The enemy's activity was rather marked on the 26th November, during the morning of which day over seventy 5·9-inch shells fell near the Convent observation post but without a direct hit being obtained. The Convent, together with two or three other posts along the line of the Rue Tilleloy, used by the forward observation officers of our supporting artillery, consisted of a substantial brick tower some 25 feet in height, like an attenuated Martello Tower. These had been erected behind the cover of the houses of Fauquissart before the village had been destroyed. But the subsequent demolition of the houses had exposed the towers, which consequently stood up naked and unashamed within 200 yards of our front line, and their presence, possibly combined with his evident inability to hit them, seemed to be a constant source of annoyance to the enemy.

All this time the Battalion strength was steadily increasing with reinforcements from home and with the return of many who had been wounded on the Somme, till by Christmas it mustered some 700 all ranks.

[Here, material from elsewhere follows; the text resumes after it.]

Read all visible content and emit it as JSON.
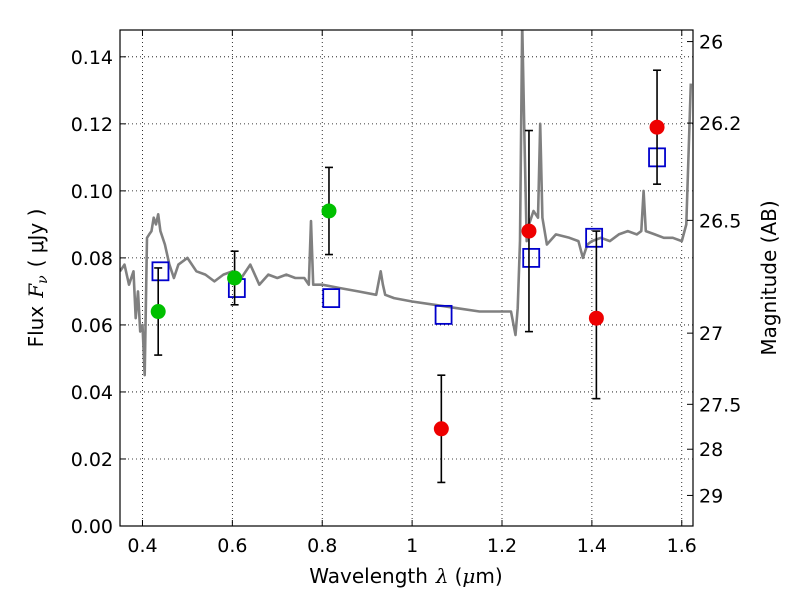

Officer reinforcements followed on each other's heels with surprising rapidity, and the following joined during November:

Captains V. S. Bowater and H. M. Lorden, Lieuts. H. Jones (appointed Brigade Bombing Officer) and H. J. M. Williams, 2/Lieuts. E. G. Dew, L. W. Wreford, S. P. Stotter, H. W. Spiers, R. W. Chamberlain and W. A. Froy; 2/Lieuts. H. N. Williams, L. W. N. Jones, H. D. Rees, Bradley (to 168th L.T.M. Battery) and A. L. Harper (attached from 4th Royal Welsh Fusiliers); 2/Lieuts. F. H. Hutchins, A. G. Davis and L. E. Ballance (attached from 11th Londons); Captain H. Pentelow and Lieuts. T. Coleman (Works Officer) and H. D. Beeby (attached from Hunts Cyclist Battalion).

Captain Pentelow was unluckily hit and sent to hospital two days after his arrival.